Kaspersky Incident Response Team detected, studied and later prevented an attack on its client organization, which took place from 2017 to 2019 and led to a large leak of confidential data. A local administrator account has been compromised due to negligence in changing the password regularly.
This allowed attackers to break into the system, breach a number of workstations, create a backdoor, and collect data unnoticed.
Every organization, from small to large enterprises, is prone to cyber attacks, regardless of the technical skill of the company or the qualifications of the information security team, simply because of the human factor. This latest incident handled by Kaspersky experts proves once again that even the slightest sign of irresponsibility on the part of an employee can lead to an attack that can cause significant damage to an organization.
The client, a large company, approached Kaspersky's investigators after detecting suspicious processes in the corporate network. Subsequent investigation revealed that the system had been compromised through the account of the local administrator (adm_Giannis), which was used to load a malicious dynamic library and later to steal data from the system. While it remained unclear how the administrator account was initially compromised, user inaction allowed the attack to persist for such an extended period of time. The administrator kept the password unchanged for the duration of the attack, instead of renewing it every three months - as recommended by the company's security policy.

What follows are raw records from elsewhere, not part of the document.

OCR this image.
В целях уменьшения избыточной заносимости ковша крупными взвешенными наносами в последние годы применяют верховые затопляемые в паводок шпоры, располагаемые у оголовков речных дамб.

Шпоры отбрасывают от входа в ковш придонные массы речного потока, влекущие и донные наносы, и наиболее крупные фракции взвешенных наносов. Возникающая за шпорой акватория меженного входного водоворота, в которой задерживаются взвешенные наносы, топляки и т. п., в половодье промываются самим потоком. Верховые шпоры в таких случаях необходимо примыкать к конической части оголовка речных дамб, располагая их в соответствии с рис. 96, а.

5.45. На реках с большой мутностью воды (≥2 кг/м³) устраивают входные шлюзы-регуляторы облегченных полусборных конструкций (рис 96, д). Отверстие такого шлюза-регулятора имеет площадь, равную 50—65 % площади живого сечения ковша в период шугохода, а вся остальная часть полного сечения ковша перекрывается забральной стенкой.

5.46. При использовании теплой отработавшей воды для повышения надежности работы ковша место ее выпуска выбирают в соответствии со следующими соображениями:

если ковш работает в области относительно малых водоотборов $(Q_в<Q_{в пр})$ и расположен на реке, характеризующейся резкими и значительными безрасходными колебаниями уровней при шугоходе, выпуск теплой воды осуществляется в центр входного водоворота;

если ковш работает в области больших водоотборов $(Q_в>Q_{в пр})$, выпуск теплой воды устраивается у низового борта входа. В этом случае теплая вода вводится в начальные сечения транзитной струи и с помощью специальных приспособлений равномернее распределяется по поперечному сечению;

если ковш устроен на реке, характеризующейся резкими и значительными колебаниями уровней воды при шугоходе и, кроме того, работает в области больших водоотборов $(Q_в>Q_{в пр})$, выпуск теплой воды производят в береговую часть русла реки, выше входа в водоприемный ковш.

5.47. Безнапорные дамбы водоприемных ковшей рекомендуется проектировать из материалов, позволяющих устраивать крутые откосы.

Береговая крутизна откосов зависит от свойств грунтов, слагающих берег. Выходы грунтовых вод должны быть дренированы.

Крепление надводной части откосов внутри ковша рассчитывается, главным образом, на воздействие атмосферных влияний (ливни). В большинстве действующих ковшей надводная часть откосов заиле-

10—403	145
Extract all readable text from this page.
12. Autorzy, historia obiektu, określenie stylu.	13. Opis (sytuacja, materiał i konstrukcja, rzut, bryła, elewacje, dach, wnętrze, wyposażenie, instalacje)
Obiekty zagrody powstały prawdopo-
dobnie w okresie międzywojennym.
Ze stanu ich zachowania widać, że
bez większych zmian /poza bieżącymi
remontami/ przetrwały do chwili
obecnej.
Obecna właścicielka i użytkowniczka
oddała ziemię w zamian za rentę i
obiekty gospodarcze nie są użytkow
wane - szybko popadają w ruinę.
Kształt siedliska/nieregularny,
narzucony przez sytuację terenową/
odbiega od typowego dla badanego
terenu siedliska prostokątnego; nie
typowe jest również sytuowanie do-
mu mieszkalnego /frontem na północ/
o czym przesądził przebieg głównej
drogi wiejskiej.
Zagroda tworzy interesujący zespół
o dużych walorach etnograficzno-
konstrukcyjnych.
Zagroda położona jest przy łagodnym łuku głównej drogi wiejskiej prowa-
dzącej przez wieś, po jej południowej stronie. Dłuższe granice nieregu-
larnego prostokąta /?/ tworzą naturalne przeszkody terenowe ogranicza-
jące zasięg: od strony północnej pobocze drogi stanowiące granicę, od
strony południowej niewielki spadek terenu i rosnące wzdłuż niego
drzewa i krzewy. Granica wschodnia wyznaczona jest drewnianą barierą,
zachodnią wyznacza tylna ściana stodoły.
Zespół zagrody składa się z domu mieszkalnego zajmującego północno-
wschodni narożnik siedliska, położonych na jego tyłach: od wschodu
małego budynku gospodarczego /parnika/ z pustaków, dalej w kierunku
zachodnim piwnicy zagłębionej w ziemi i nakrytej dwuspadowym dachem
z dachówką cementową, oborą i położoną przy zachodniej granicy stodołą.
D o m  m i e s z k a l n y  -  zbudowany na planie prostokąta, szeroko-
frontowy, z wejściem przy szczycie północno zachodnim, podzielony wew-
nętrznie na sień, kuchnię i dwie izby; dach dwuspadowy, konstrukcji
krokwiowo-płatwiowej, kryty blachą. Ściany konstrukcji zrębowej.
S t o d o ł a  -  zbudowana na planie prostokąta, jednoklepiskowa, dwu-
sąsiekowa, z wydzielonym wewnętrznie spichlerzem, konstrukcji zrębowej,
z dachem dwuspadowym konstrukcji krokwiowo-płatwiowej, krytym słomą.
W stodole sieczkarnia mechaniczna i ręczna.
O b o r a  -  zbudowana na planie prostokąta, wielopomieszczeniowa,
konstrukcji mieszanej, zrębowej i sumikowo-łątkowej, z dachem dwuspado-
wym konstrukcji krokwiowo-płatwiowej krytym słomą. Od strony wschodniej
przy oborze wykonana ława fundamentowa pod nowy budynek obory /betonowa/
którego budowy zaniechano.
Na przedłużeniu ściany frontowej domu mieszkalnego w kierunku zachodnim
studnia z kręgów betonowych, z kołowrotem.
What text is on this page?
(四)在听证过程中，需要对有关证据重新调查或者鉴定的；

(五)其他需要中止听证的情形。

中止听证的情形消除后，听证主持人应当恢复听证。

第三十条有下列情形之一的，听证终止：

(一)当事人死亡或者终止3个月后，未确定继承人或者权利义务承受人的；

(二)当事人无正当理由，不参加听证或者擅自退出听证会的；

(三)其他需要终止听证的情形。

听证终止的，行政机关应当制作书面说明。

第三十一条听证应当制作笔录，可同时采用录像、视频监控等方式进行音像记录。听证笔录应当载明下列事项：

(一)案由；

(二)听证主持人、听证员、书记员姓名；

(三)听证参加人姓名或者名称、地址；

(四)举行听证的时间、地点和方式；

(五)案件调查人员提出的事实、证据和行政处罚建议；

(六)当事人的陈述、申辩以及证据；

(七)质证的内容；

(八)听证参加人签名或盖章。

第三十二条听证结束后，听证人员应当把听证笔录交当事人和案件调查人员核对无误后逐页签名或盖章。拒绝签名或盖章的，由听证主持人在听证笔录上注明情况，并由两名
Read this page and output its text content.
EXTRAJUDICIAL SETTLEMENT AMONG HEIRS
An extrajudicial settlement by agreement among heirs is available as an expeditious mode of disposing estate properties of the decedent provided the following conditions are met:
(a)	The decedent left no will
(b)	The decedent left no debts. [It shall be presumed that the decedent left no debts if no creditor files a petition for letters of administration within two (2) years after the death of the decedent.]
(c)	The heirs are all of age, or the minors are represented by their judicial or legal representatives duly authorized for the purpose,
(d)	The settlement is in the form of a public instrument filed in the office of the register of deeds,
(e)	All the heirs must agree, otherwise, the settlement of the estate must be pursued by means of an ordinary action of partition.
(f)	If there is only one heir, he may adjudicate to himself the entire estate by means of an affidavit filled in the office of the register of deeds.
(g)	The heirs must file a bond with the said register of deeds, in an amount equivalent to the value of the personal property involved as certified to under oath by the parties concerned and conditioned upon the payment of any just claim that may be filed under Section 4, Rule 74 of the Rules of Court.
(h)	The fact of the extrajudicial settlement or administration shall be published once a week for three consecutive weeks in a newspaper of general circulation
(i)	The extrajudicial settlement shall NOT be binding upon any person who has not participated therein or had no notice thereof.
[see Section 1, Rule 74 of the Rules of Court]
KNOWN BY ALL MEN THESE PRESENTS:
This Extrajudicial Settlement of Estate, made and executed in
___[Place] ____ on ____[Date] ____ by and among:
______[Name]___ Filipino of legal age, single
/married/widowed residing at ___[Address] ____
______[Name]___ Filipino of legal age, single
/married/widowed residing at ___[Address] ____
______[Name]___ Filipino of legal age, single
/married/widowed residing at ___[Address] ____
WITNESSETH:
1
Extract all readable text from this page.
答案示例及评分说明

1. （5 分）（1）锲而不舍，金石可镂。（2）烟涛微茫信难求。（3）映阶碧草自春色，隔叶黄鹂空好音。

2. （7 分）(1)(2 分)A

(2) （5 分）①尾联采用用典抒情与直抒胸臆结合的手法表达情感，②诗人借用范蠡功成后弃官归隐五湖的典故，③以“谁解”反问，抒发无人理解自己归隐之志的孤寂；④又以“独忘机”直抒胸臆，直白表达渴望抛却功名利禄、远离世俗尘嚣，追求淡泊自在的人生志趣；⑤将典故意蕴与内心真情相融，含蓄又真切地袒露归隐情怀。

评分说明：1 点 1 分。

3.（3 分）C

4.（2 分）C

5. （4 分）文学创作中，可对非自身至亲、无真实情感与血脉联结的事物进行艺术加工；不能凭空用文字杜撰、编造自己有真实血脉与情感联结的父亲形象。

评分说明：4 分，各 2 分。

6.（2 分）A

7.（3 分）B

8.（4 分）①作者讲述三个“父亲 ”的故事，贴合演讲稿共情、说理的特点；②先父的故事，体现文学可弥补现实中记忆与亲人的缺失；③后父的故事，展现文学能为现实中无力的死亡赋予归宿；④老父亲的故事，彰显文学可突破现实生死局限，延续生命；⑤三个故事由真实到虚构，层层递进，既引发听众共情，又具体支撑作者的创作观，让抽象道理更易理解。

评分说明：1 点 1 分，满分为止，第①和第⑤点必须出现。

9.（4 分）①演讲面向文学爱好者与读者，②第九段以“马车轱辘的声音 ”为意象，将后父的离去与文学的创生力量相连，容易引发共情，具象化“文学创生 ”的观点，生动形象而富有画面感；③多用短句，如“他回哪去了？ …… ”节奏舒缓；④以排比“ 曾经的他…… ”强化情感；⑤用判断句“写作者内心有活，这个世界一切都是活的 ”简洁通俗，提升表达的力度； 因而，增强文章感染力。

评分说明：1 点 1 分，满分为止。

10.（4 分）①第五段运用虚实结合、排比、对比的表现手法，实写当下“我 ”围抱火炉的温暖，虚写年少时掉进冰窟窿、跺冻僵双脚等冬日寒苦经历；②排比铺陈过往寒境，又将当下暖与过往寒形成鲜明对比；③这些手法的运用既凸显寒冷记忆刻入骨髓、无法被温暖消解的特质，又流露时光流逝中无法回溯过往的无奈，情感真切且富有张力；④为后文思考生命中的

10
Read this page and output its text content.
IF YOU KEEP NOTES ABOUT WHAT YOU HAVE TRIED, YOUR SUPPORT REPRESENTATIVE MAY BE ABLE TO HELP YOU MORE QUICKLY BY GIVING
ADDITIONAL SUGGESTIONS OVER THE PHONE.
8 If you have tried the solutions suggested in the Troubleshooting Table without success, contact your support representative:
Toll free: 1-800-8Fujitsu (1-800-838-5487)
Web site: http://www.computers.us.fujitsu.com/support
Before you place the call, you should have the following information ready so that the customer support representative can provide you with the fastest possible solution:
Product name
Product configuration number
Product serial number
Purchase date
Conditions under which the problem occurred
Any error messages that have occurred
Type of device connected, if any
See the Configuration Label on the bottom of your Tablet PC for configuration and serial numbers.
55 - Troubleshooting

This gave the attackers consistent access to the target systems and resulted in the leak of thousands of confidential files.
To learn more about the attack and reduce the damage already caused by the criminals, the target organization and Kaspersky security team decided to monitor the cybercriminals' activities instead of stopping them immediately. The analysis helped determine that the systems of various organizations were at risk from 2017 to 2019.
Attackers logged in using the administrator account and uploaded malicious files directly to the network. The files include a dynamic library, as well as downloaders and a backdoor. These malicious items were hidden in the system by modifying the desktop shortcuts, the start menu, and the taskbar. After the modification, when clicked on the shortcut, a malicious file started before the original executable file of the application, which allowed the cyber attackers to hide the suspicious activity from the organization's security system.
The way in which the backdoor was used - to allow full access to the "infected" system - was of the greatest interest to the client and the researchers. Further analysis showed that he started various commands and searched for files using keywords and extensions. It also kept track of metadata from previously downloaded files. It is worth noting that the backdoor was created specifically for this attack, without other cases having been used for more than a year. Additional monitoring also allowed the organization to learn how the systems were compromised and how the shortcuts were modified into malicious files and to generate a large number of markers for this particular attack.
"This case has shown that co-operation within the industry remains more important than ever, as it helps to gain valuable knowledge, prevent similar attacks and continue the fight against cybercrime more effectively. "As criminals become more creative in their tactics and techniques, we need to expand the work we do together to be able to detect threats at an early stage and protect users and organizations," said Pavel Kargapoltsev, a security expert. in Kaspersky.
More information can be found on the dedicated website Securelist.com.
To protect the organization from targeted attacks like this, Kaspersky recommends:
Use MITRE ATT & CK matrix and STIX format to detect attacks in the early stages.
Apply EDR (Endpoint Detection and Response) solutions for end-level detection, investigation and timely remediation of incidents.
In addition to adopting effective terminal protection, implement a corporate-level security solution that detects advanced network-level threats at an early stage.
Apply for specialists outside the company if your internal security team is limited in resources to pre-emptively chase opponents and destroy threats before damage occurs.
Introduce awareness training for all employees.
Note: all names and identities have been changed to protect the privacy of individuals and organizations.